Chatos Como vitoriosos medíocfres Seres clichês Todos eles estão convidados, Súbito convíveis Sem mais hiperglicemia ou enxaqueca... Ah, as fachadas, Com que a casa acorda Para o mesmo incolor nosso de cada dia! FECHADA PARA BALANÇO Persianas e venezianas, brasilianas Fechadas Bem trancadas todas, dentro de mim, Que apuro débitos (muitos) & créditos (poucos) neste viejo almacén de secos ou de molhados em que se transformou meu quarto interior de guardados, onde jaz, sem remorsos, a utopia não realizada e as mil investidas contra moinhos de aço escovado high tech design assinado como se fossem apenas de vento... FICHADA PARA BALANÇO Até a próxima ditadura Certamente civil, Sorridente, cordial, Ou até alguma razzia Contra os opositores da globalização neoliberal Ou- quem sabe?- mesma alguma simples blitz local Contra os despossuídos de poder De sempre... (Só a ironia- esta bóia inflável- me salva do naufrágio cotidiano!) LAURA NOGUEIRA( ) poeta paraense, dedicou-se desde os 15 anos a escrever e reescrever a obra Porque Uma Flor é Grito Matéria, ganhadora, em 2012, do Prêmio Literário Vespasiano Ramos, promovido pela Academia Paraense de Letras, no gênero poesia. Formou-se em letras pela Universidade Federal do Pará e é professora de língua portuguesa. Participou das plaquetes 30 poetas,30 poemas (2015)e Belém 400 Anos(2016). AUTO-RETRATO DE VAN GOGH Há uma tempestade de luz sobre o rosto, luz escura de agonia. O amarelo como um golpe, um susto e um surto. Seria tua veia na fímbria da roupa o grito vermelho? Estaria tua orelha esvaída na borda da camisa, aba do chapéu, barba? Tua face bordada pelo sangue na tela sangrada de sombras. Na tua boca o silêncio de cabelos brancos. A estridente cabeça observa com olhos de turbulência. NOITE ESTRELADA DE VAN GOGH Na noite estrelada, o acorde da angustiada guitarra. O laranja ressoa Na pele nasce violino estridente. Da mão, o fogo redemoinha. O gesto vermelho pare as chamas, e uma voz negra. Uma voz noturnamente azul De absurdos silêncios e lembranças. FEITOS Atraí com o bico do lápis um pássaro que sonhei. Atirei-me ao precipício do poema com a pedra do sonho amarrada ao pescoço. MELANCÓLICO Ao amigo Marcos Palheta Meu amigo é melancólico. Os melancólicos também são pessoas interessantes, nos disse. Cava com o olhar, na parede um mapa de filosofias. Olha para nós como para o fundo de um poço. Os olhos são poços com águas negras de melancolia.

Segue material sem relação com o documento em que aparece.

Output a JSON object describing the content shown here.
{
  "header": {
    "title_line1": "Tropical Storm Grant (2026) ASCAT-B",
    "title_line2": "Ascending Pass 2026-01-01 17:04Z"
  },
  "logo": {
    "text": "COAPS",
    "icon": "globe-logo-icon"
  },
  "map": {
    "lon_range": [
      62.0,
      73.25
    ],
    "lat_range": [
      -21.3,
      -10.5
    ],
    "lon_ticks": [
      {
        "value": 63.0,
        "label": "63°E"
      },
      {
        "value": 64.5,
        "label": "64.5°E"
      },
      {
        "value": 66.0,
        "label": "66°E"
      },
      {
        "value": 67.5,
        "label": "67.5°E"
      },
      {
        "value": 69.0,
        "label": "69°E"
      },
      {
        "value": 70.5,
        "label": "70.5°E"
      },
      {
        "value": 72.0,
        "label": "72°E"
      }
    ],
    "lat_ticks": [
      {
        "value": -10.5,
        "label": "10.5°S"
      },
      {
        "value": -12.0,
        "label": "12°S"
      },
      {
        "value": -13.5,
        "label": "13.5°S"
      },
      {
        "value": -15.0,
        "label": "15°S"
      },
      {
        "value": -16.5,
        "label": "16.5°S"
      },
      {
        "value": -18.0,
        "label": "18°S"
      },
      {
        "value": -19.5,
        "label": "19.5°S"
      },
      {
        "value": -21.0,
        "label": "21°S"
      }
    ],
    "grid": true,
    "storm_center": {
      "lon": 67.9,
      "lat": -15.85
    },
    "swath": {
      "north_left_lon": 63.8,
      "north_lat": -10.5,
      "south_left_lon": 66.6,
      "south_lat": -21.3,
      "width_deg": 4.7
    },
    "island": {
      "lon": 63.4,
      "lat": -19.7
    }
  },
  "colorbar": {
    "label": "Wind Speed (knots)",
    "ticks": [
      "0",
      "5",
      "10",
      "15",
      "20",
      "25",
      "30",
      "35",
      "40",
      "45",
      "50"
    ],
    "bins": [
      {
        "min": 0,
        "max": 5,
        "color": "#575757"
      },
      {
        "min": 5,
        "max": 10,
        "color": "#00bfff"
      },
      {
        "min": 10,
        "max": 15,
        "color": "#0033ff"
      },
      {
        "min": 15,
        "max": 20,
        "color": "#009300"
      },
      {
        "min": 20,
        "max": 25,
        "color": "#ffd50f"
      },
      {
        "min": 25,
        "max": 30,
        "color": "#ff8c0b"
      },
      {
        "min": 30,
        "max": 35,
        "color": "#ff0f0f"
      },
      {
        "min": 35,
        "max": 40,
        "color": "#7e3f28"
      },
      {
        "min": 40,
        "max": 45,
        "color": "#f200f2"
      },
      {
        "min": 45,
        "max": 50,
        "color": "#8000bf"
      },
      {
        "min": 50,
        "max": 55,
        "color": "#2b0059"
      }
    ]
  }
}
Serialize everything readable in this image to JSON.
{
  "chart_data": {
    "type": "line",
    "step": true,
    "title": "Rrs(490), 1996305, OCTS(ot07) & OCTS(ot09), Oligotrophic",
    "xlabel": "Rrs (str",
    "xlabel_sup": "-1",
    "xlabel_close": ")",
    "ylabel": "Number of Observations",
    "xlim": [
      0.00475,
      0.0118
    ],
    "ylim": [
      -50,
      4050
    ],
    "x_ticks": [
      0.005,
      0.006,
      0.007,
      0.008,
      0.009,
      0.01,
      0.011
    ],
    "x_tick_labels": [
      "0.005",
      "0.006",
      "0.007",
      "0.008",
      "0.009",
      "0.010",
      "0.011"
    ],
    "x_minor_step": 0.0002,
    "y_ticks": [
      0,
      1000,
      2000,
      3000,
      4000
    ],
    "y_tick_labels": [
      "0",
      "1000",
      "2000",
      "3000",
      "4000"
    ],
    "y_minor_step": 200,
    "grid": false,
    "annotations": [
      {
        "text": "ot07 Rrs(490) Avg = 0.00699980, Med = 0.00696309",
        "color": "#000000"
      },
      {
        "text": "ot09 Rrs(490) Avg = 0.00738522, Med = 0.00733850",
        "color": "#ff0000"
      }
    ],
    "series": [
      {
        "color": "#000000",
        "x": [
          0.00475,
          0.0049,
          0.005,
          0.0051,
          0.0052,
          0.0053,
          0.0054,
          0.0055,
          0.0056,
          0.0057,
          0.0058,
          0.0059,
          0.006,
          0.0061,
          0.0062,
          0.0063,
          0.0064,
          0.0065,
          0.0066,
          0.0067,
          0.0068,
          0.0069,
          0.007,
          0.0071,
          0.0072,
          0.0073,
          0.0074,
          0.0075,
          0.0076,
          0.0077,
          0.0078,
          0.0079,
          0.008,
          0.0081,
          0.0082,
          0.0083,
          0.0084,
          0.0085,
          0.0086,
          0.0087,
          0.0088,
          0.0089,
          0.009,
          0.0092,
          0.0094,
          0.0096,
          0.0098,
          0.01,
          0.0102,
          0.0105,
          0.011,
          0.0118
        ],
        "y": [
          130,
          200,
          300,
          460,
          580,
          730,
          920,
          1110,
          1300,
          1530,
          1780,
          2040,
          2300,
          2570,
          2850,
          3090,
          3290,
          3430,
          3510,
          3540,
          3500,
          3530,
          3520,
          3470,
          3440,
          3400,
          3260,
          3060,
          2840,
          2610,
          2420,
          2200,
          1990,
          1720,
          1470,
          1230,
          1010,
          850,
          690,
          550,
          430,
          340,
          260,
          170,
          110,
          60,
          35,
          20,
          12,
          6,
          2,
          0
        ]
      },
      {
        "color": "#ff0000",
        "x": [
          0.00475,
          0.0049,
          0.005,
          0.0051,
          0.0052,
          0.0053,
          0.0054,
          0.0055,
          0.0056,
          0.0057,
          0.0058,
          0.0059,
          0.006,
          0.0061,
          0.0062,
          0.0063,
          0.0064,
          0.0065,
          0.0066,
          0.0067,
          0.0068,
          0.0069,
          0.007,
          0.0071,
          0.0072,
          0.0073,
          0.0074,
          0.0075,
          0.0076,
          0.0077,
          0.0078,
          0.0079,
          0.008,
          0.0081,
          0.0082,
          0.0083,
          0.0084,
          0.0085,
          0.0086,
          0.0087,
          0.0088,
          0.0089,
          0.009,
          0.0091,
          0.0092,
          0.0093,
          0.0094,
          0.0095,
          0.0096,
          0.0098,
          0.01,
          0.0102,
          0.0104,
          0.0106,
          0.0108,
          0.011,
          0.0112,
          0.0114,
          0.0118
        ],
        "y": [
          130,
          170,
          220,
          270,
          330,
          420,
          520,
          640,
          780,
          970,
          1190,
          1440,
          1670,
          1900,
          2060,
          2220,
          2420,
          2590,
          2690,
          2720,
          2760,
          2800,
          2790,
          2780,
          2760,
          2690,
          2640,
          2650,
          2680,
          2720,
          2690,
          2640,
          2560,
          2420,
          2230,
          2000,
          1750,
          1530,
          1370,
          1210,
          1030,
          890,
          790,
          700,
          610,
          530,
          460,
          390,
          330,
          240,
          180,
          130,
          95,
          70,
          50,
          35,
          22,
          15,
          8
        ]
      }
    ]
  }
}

Meu amigo vive um constante mergulhar. Às vezes some numa frase. Emerge depois como voltasse do mar, E o mar fosse assombro.
Meu amigo retorna como quem volta ao distante. Galga o sabor de vinhos antigos. Quer ter um odre de poesia na adega de sua velhice. É de temperamento plácido como a lagoa, a estrada sem viajantes, Sol neutro na água. Vê música no poema e sorri, riso por vezes debulhado da angústia.